With improved conventions coupled with the same good ideas that students were writing about with a pencil and paper, what they’re writing is significantly better than it was before, and this does tend to result in higher marks on any rubric or checklist that I may use. 

Do not just take my word for this though: have a look at some of the summaries that my students completed on Friday for their Friday Journal.  All week, we read The Hat by Jan Brett.  For Friday’s activity, the students needed to write about the main ideas in the book.  They are supposed to use this summary to help retell the story using the puppets that they made on Wednesday.  Students were provided with a copy of the book to share with a partner, and they could also use the Word Wall, their dictionaries, and the Wordle that we completed on Thursday to help them write their summaries.  To prepare them for future writing as part of DRA (the Developmental Reading Assessment), they were given the format of first, then, next, and finally to help with the retelling process.  While almost all of the students wanted to write their summaries on Google Docs, I only had eight computers to use, so I chose eight students to write them on the computers, with the promise that the other students could do this next week if they wanted. 

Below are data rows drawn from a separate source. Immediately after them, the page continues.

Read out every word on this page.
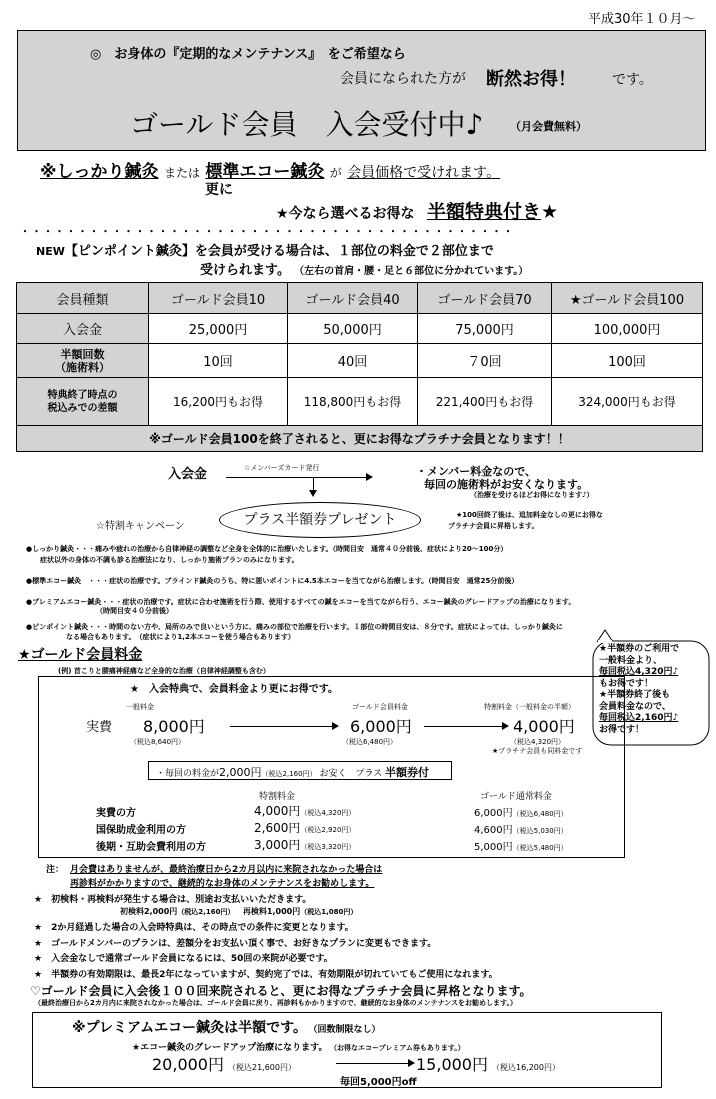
平成30年１０月～
◎　お身体の『定期的なメンテナンス』　をご希望なら
会員になられた方が 断然お得！	です。
ゴールド会員　入会受付中♪ （月会費無料）
※しっかり鍼灸 または 標準エコー鍼灸 が 会員価格で受けれます。
更に
★今なら選べるお得な 半額特典付き★
・・・・・・・・・・・・・・・・・・・・・・・・・・・・・・・・・・・・・・・・・・・
NEW【ピンポイント鍼灸】を会員が受ける場合は、１部位の料金で２部位まで
受けられます。 （左右の首肩・腰・足と６部位に分かれています。）
会員種類	ゴールド会員10	ゴールド会員40	ゴールド会員70	★ゴールド会員100
入会金	25,000円	50,000円	75,000円	100,000円

半額回数
（施術料）	10回	40回	７0回	100回

特典終了時点の
税込みでの差額	16,200円もお得	118,800円もお得	221,400円もお得	324,000円もお得
※ゴールド会員100を終了されると、更にお得なプラチナ会員となります！！
入会金	☆メンバーズカード発行	・メンバー料金なので、
毎回の施術料がお安くなります。
（治療を受けるほどお得になります♪）
☆特割キャンペーン	プラス半額券プレゼント	★100回終了後は、追加料金なしの更にお得な
プラチナ会員に昇格します。
●しっかり鍼灸・・・痛みや疲れの治療から自律神経の調整など全身を全体的に治療いたします。（時間目安　通常４０分前後、症状により20～100分）
　　症状以外の身体の不調も診る治療法になり、しっかり施術プランのみになります。
●標準エコー鍼灸　・・・症状の治療です。ブラインド鍼灸のうち、特に悪いポイントに4.5本エコーを当てながら治療します。（時間目安　通常25分前後）
●プレミアムエコー鍼灸・・・症状の治療です。症状に合わせ施術を行う際、使用するすべての鍼をエコーを当てながら行う、エコー鍼灸のグレードアップの治療になります。
（時間目安４０分前後）
●ピンポイント鍼灸・・・時間のない方や、局所のみで良いという方に、痛みの部位で治療を行います。１部位の時間目安は、８分です。症状によっては、しっかり鍼灸に
なる場合もあります。　（症状により1,2本エコーを使う場合もあります）
★ゴールド会員料金
(例) 首こりと腰痛神経痛など全身的な治療（自律神経調整も含む）
★半額券のご利用で
一般料金より、
毎回税込4,320円♪
もお得です！
★半額券終了後も
会員料金なので、
毎回税込2,160円♪
お得です！
★　入会特典で、会員料金より更にお得です。
一般料金	ゴールド会員料金	特割料金（一般料金の半額）
実費 8,000円
（税込8,640円）
6,000円
（税込6,480円）
4,000円
（税込4,320円）
★プラチナ会員も同料金です
・毎回の料金が2,000円（税込2,160円） お安く　プラス 半額券付
特割料金	ゴールド通常料金
実費の方	4,000円（税込4,320円）	6,000円（税込6,480円）
国保助成金利用の方	2,600円（税込2,920円）	4,600円（税込5,030円）
後期・互助会費利用の方	3,000円（税込3,320円）	5,000円（税込5,480円）
注： 月会費はありませんが、最終治療日から2カ月以内に来院されなかった場合は
再診料がかかりますので、継続的なお身体のメンテナンスをお勧めします。
★　初検料・再検料が発生する場合は、別途お支払いいただきます。
初検料2,000円（税込2,160円） 再検料1,000円（税込1,080円）
★　2か月経過した場合の入会時特典は、その時点での条件に変更となります。
★　ゴールドメンバーのプランは、差額分をお支払い頂く事で、お好きなプランに変更もできます。
★　入会金なしで通常ゴールド会員になるには、50回の来院が必要です。
★　半額券の有効期限は、最長2年になっていますが、契約完了では、有効期限が切れていてもご使用になれます。
♡ゴールド会員に入会後１００回来院されると、更にお得なプラチナ会員に昇格となります。
（最終治療日から2カ月内に来院されなかった場合は、ゴールド会員に戻り、再診料もかかりますので、継続的なお身体のメンテナンスをお勧めします。）
※プレミアムエコー鍼灸は半額です。 （回数制限なし）
★エコー鍼灸のグレードアップ治療になります。 （お得なエコープレミアム券もあります。）
20,000円 （税込21,600円）	15,000円 （税込16,200円）
毎回5,000円off
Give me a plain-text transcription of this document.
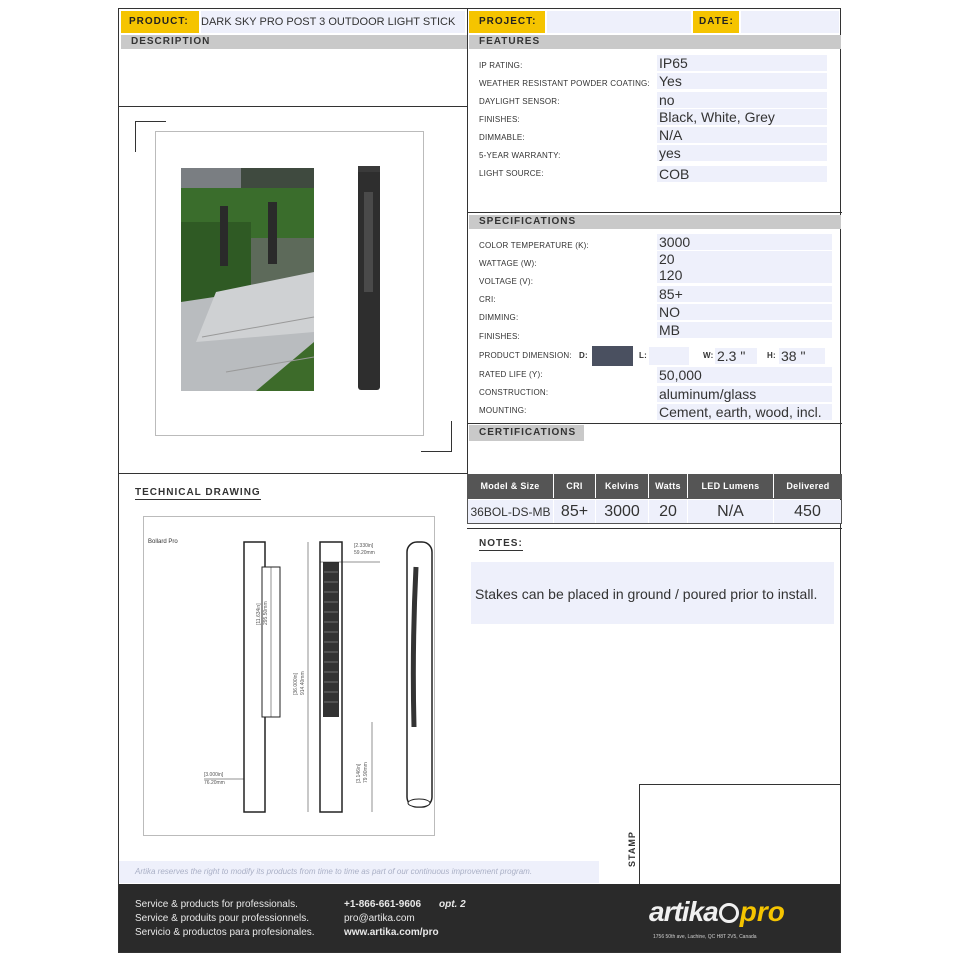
PRODUCT:	DARK SKY PRO POST 3 OUTDOOR LIGHT STICK	PROJECT:	DATE:
DESCRIPTION	FEATURES
IP RATING:	IP65
WEATHER RESISTANT POWDER COATING: Yes
DAYLIGHT SENSOR:	no
FINISHES:	Black, White, Grey
DIMMABLE:	N/A
5-YEAR WARRANTY:	yes
LIGHT SOURCE:	COB
SPECIFICATIONS
COLOR TEMPERATURE (K):	3000
WATTAGE (W):	20
VOLTAGE (V):	120
CRI:	85+
DIMMING:	NO
FINISHES:	MB
PRODUCT DIMENSION: D:	L:	W: 2.3 "	H: 38 "
RATED LIFE (Y):	50,000
CONSTRUCTION:	aluminum/glass
MOUNTING:	Cement, earth, wood, incl.
CERTIFICATIONS
Model & Size	CRI	Kelvins	Watts	LED Lumens	Delivered
36BOL-DS-MB 85+	3000	20	N/A	450
NOTES:
Stakes can be placed in ground / poured prior to install.
TECHNICAL DRAWING
Bollard Pro
[2.330in]
59.20mm
[11.634in] 295.50mm
[36.000in] 914.40mm
[3.146in] 79.90mm
[3.000in]
76.20mm
STAMP
Artika reserves the right to modify its products from time to time as part of our continuous improvement program.
Service & products for professionals.
Service & produits pour professionnels.
Servicio & productos para profesionales.
+1-866-661-9606 opt. 2
pro@artika.com
www.artika.com/pro
artika pro
1756 50th ave, Lachine, QC H8T 2V5, Canada
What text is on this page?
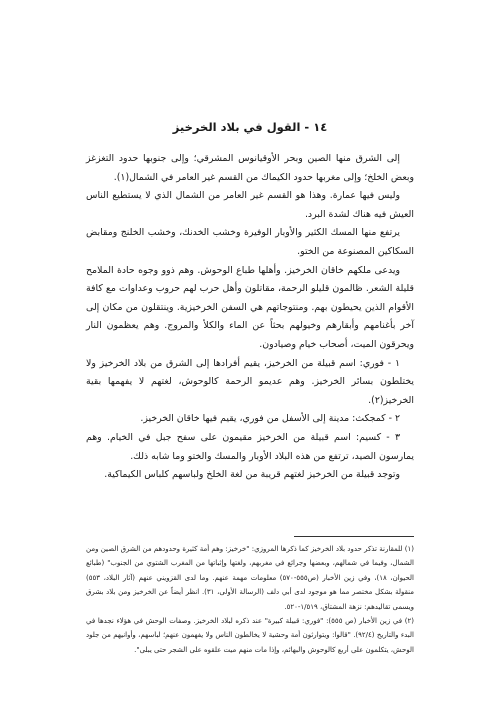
١٤ - القول في بلاد الخرخيز

إلى الشرق منها الصين وبحر الأوقيانوس المشرقي؛ وإلى جنوبها حدود التغزغز وبعض الخلخ؛ وإلى مغربها حدود الكيماك من القسم غير العامر في الشمال(١).

وليس فيها عمارة. وهذا هو القسم غير العامر من الشمال الذي لا يستطيع الناس العيش فيه هناك لشدة البرد.

يرتفع منها المسك الكثير والأوبار الوفيرة وخشب الخدنك، وخشب الخلنج ومقابض السكاكين المصنوعة من الختو.

ويدعى ملكهم خاقان الخرخيز. وأهلها طباع الوحوش. وهم ذوو وجوه حادة الملامح قليلة الشعر. ظالمون قليلو الرحمة، مقاتلون وأهل حرب لهم حروب وعداوات مع كافة الأقوام الذين يحيطون بهم. ومنتوجاتهم هي السفن الخرخيزية. وينتقلون من مكان إلى آخر بأغنامهم وأبقارهم وخيولهم بحثاً عن الماء والكلأ والمروج. وهم يعظمون النار ويحرقون الميت، أصحاب خيام وصيادون.

١ - فوري: اسم قبيلة من الخرخيز، يقيم أفرادها إلى الشرق من بلاد الخرخيز ولا يختلطون بسائر الخرخيز. وهم عديمو الرحمة كالوحوش، لغتهم لا يفهمها بقية الخرخيز(٢).

٢ - كمجكث: مدينة إلى الأسفل من فوري، يقيم فيها خاقان الخرخيز.

٣ - كسيم: اسم قبيلة من الخرخيز مقيمون على سفح جبل في الخيام. وهم يمارسون الصيد، ترتفع من هذه البلاد الأوبار والمسك والختو وما شابه ذلك.

وتوجد قبيلة من الخرخيز لغتهم قريبة من لغة الخلخ ولباسهم كلباس الكيماكية.

(١) للمقارنة تذكر حدود بلاد الخرخيز كما ذكرها المروزي: "خرخيز: وهم أمة كثيرة وحدودهم من الشرق الصين ومن الشمال، وفيما في شمالهم، وبعضها وجرائع في مغربهم، ولغتها وإثباتها من المغرب الشتوي من الجنوب" (طبائع الحيوان، ١٨)، وفي زين الأخبار (ص٥٥٥-٥٧٠) معلومات مهمة عنهم. وما لدى القزويني عنهم (آثار البلاد، ٥٥٣) منقولة بشكل مختصر مما هو موجود لدى أبي دلف (الرسالة الأولى، ٣١). انظر أيضاً عن الخرخيز ومن بلاد بشرق ويسمى تقاليدهم: نزهة المشتاق، ١/٥١٩-٥٢٠.

(٢) في زين الأخبار (ص ٥٥٥): "فوري: قبيلة كبيرة" عند ذكره لبلاد الخرخيز. وصفات الوحش في هؤلاء نجدها في البدء والتاريخ (٩٢/٤). "قالوا: ويتوارثون أمة وحشية لا يخالطون الناس ولا يفهمون عنهم؛ لباسهم، وأوانيهم من جلود الوحش، يتكلمون على أربع كالوحوش والبهائم، وإذا مات منهم ميت علقوه على الشجر حتى يبلى".
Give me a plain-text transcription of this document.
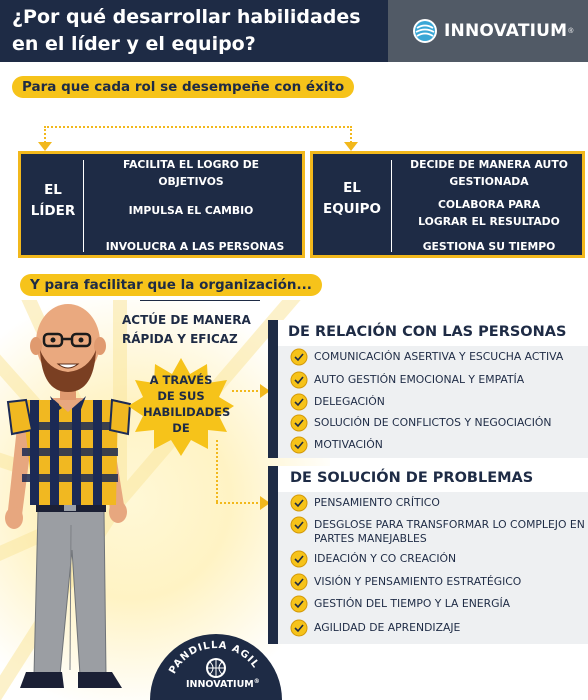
¿Por qué desarrollar habilidades en el líder y el equipo?
INNOVATIUM ®
Para que cada rol se desempeñe con éxito
EL
LÍDER
FACILITA EL LOGRO DE
OBJETIVOS
IMPULSA EL CAMBIO
INVOLUCRA A LAS PERSONAS
EL
EQUIPO
DECIDE DE MANERA AUTO
GESTIONADA
COLABORA PARA
LOGRAR EL RESULTADO
GESTIONA SU TIEMPO
Y para facilitar que la organización...
ACTÚE DE MANERA
RÁPIDA Y EFICAZ
A TRAVÉS
DE SUS
HABILIDADES
DE
DE RELACIÓN CON LAS PERSONAS
COMUNICACIÓN ASERTIVA Y ESCUCHA ACTIVA
AUTO GESTIÓN EMOCIONAL Y EMPATÍA
DELEGACIÓN
SOLUCIÓN DE CONFLICTOS Y NEGOCIACIÓN
MOTIVACIÓN
DE SOLUCIÓN DE PROBLEMAS
PENSAMIENTO CRÍTICO
DESGLOSE PARA TRANSFORMAR LO COMPLEJO EN
PARTES MANEJABLES
IDEACIÓN Y CO CREACIÓN
VISIÓN Y PENSAMIENTO ESTRATÉGICO
GESTIÓN DEL TIEMPO Y LA ENERGÍA
AGILIDAD DE APRENDIZAJE
PANDILLA AGIL
INNOVATIUM®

This was one of the biggest writing activities that we have completed so far in Grade 1, and the results were amazing.  It is incredible to think that most of the students are now using punctuation, capitals, and spaces correctly.  While before they were writing using predominantly initial and final sounds, now many of them are using conventional spelling or close approximations.  I know that I can’t attribute all of this growth to technology, but my students seem to be far more consistent when using the computer to write, and I do need to take this into consideration.

For others out there that use computers and/or SMART Boards for writing activities, what do you find?  Are your students better writers when using technology?  When assessing or evaluating what they complete, are you able to separate the technology aspect from the writing aspect, and if you so, what do you find?  I know that I’ve suggested here why I get these results, but does anybody else have any thoughts on why you get the results that you do?  I would love to hear what you have to say!